Islamic State in Syria Battles Kurds, Suffers Losses
(AFP)
-- The Islamic State (IS), which has taken over large swathes of
war-torn Syria in just a few months, was on Thursday engaged in fighting
Kurds and members of a Sunni tribe.
The Syrian Observatory for
Human Rights said the well-equipped Kurds, who started fighting IS soon
after it emerged in Syria in spring last year, had on Wednesday taken
back several hills surrounding the city of Ain al-Arab (Kobane in
Kurdish) in the north.
The IS has been trying to take over Ain
al-Arab -- Syria's third Kurdish city -- and incorporate it into the
Islamic "caliphate" it proclaimed last month.
The fighting killed
14 members of the Kurdish People's Protection Units (PYG) and 35 IS
members. Dozens of other fighters were wounded, said the Observatory.

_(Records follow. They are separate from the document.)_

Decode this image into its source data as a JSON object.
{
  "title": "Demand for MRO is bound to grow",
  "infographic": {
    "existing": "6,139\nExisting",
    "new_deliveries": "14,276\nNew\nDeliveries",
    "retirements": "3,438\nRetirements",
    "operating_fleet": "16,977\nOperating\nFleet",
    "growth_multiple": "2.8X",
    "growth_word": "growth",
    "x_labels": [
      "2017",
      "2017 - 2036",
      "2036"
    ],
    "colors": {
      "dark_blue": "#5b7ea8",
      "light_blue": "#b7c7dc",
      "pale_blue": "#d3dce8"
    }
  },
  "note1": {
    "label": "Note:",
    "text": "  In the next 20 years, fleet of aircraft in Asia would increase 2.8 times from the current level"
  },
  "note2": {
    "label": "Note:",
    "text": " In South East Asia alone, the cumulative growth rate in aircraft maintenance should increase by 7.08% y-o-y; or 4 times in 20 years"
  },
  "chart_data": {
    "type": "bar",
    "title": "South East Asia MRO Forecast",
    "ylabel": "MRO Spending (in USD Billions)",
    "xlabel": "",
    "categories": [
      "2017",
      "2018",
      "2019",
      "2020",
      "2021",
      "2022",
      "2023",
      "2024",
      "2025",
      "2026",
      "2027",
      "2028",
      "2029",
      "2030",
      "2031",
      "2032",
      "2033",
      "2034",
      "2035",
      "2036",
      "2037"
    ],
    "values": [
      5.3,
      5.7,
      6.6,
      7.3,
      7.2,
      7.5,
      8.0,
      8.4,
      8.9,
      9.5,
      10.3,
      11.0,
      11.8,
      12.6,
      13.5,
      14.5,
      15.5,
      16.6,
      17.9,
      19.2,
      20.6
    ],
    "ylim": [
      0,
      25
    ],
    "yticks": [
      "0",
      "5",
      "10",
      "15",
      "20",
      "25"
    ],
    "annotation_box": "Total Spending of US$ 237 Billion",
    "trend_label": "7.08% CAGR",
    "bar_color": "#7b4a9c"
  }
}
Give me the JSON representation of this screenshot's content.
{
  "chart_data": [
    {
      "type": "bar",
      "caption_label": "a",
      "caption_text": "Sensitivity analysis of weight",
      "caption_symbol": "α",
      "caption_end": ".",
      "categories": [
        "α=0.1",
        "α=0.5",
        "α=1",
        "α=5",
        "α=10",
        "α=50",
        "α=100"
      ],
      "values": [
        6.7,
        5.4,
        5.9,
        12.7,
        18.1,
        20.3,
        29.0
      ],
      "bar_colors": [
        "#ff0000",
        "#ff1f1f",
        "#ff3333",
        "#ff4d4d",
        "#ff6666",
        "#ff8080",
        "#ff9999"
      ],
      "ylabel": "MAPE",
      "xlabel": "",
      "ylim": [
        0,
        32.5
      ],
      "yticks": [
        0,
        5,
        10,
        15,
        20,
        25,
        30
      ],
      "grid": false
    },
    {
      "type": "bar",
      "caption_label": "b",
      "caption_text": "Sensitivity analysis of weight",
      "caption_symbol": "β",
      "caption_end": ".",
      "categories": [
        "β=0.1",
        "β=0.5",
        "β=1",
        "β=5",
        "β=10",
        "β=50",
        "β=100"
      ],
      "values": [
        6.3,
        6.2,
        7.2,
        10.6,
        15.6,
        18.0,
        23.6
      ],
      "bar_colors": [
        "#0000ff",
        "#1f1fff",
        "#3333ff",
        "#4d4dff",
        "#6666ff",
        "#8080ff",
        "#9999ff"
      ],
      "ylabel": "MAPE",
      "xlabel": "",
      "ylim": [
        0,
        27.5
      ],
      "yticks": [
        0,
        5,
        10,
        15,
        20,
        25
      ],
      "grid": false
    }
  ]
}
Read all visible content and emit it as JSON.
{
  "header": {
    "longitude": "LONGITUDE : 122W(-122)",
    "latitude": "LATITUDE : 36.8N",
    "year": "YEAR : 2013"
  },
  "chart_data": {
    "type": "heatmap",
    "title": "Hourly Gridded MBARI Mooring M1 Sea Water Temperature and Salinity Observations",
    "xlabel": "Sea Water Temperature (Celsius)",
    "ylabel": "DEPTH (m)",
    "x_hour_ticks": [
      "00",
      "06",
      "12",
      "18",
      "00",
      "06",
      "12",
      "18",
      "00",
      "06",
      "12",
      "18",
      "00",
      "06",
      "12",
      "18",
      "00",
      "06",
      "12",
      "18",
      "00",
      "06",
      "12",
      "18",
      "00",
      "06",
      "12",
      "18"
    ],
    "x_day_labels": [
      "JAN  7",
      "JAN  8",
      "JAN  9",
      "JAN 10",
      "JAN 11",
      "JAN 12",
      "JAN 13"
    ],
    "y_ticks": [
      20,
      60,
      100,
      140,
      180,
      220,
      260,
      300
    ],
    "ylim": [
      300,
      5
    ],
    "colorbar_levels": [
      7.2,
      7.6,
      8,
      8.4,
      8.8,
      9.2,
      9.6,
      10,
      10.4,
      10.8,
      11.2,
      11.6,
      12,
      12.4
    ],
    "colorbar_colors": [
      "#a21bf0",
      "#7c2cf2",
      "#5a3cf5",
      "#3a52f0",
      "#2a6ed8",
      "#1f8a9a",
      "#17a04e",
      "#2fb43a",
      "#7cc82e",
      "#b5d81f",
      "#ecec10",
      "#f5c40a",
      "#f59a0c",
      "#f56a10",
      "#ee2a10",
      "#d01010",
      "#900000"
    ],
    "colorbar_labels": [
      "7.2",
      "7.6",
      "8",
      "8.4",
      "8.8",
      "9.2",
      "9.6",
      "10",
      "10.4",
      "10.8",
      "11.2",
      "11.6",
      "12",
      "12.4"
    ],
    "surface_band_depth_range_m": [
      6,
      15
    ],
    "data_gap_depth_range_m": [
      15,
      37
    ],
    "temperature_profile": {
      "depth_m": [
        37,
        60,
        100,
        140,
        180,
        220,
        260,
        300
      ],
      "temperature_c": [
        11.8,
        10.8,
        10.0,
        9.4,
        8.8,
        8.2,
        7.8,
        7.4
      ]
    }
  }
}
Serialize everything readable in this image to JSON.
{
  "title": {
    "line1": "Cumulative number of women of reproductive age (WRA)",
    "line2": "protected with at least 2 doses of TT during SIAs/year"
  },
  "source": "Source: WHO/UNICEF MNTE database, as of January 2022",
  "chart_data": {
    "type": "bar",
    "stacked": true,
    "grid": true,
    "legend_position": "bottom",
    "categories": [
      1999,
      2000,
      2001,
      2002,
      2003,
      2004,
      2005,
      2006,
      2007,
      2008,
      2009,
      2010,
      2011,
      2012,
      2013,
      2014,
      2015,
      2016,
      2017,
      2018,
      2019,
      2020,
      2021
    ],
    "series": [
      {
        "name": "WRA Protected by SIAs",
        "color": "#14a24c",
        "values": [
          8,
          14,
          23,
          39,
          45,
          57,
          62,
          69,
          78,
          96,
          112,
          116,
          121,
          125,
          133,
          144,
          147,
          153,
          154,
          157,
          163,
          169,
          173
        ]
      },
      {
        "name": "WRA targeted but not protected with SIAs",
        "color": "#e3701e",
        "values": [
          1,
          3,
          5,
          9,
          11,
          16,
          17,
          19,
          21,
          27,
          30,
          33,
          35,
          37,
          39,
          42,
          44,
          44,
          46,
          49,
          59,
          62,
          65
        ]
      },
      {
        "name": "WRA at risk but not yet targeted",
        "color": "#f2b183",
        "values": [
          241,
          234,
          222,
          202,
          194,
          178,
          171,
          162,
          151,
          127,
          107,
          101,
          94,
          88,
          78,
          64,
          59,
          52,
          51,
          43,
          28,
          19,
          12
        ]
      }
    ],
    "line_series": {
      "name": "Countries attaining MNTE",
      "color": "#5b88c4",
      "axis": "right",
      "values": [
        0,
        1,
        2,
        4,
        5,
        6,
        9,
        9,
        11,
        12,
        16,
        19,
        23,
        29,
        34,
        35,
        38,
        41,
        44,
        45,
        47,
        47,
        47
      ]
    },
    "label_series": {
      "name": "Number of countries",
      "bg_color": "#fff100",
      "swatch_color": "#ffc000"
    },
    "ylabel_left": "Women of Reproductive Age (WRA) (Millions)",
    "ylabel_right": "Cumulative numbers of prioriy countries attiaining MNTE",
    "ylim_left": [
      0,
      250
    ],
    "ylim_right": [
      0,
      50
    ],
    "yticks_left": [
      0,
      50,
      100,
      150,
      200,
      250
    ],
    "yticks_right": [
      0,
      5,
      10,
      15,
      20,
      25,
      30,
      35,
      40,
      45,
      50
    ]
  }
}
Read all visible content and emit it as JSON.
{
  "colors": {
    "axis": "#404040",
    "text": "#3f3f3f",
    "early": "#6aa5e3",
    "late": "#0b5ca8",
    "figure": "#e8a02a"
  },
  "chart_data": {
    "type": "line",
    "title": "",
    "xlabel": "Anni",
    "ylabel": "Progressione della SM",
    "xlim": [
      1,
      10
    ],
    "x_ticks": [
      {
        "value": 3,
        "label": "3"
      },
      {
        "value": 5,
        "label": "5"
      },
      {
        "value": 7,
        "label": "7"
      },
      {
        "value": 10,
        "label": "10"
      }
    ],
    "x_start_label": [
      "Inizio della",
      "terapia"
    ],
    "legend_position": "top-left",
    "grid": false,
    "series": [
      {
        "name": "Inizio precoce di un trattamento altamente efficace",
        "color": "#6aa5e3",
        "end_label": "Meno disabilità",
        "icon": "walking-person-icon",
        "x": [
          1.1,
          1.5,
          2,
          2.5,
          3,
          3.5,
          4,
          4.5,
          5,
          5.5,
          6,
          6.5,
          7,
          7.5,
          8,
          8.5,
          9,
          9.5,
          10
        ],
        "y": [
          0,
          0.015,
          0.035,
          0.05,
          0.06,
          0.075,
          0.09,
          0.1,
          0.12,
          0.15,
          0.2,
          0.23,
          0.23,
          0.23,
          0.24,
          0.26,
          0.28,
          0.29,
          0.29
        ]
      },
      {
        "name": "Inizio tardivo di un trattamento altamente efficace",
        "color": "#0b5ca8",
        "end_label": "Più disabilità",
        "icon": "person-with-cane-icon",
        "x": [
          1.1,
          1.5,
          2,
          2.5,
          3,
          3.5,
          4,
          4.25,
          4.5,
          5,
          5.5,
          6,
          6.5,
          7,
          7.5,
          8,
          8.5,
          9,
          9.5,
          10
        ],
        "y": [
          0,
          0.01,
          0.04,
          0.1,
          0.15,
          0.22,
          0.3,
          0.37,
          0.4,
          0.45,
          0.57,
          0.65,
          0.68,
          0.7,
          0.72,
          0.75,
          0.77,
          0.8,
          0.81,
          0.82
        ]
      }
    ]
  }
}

The fighting comes two weeks after some 800 Kurdish fighters entered Ain al-Arab from neighboring Turkey to fight IS.
There
are some 3.5 million Kurds in Syria, comprising some 15 percent of the
population. With the country swamped in a war that broke out three years
ago, the Kurds are seeking autonomy in the areas where they are a
majority.
Eastwards, the IS pounded regime positions in Hassakeh,
as they tried to surround the city of 200,000 Kurds, Arabs, Armenians
and other Christians.
IS fights Sunni tribe In the eastern,
oil-rich province of Deir Ezzor, most of which is under IS control,
members of the Shaitat Sunni tribe fought the jihadists, tweeting about
an "uprising" against the radical group.
The fighting erupted after the IS detained three members of the tribe, "violating an agreement" between the two sides, it said.
According
to the Observatory, the Shaitat tribe had promised IS it would not
oppose it, in exchange for the jihadists not harassing or attacking its
members.
The Sunni Shaitat tribe extends across three villages -- Abu Hamam, Kashkiyeh and Ghranij.
On
Thursday, a day after fighting broke out, IS members raided the three
villages, searching houses and kidnapping or "detaining" an unknown
number of people, said the Observatory, adding that fighting was raging
in the Shaitat villages.
Meanwhile, IS set up new checkpoints in the Deir Ezzor countryside, but gunmen opened fire at one of the checkpoints.
At least five jihadists were killed in the fighting, including a Belgian.
Syria's
war began as a peaceful movement for democratic change, but erupted
into conflict after President Bashar al-Assad's regime unleashed a
brutal crackdown against dissent.
Many months into the fighting, foreign jihadists began entering Syria.
Also
on Thursday, the Observatory reported that IS had imposed a strict
dress code for women in Deir Ezzor, forbidding them showing any part of
their bodies.
"Women... are completely forbidden from showing
their eyes," said an IS statement that the Observatory said was
distributed in areas under jihadist control in Deir Ezzor province.
Women
are also forbidden from wearing "open abayas (traditional black gowns)
that reveal colourful clothes worn underneath", it said, adding that
women "must not wear high heels".
It threatened an unspecified
punishment for women who violated the dress code, while also banning the
sale of cigarettes and narguileh (water pipe) products, as well as
smoking in public.
Army shelling kills 17 On another front in
Syria's complex war, the number of people killed in army shelling on an
opposition-held town northeast of Damascus on Wednesday rose to 17,
according to the Observatory.
Among the fatalities were three children. Dozens of other people were injured.
An
AFP photographer in Douma, which has been under suffocating army siege
for more than a year, said the shelling had hit several parts of the
town, including a busy market area.
"The shelling came suddenly.
One minute, children were playing in the market, the next, there were
body parts and wounded people everywhere," Abd Doumany said.
The photographer also described graphic scenes at one of the town's ill-equipped field hospitals.
"The wounded were being treated on the floor," he said.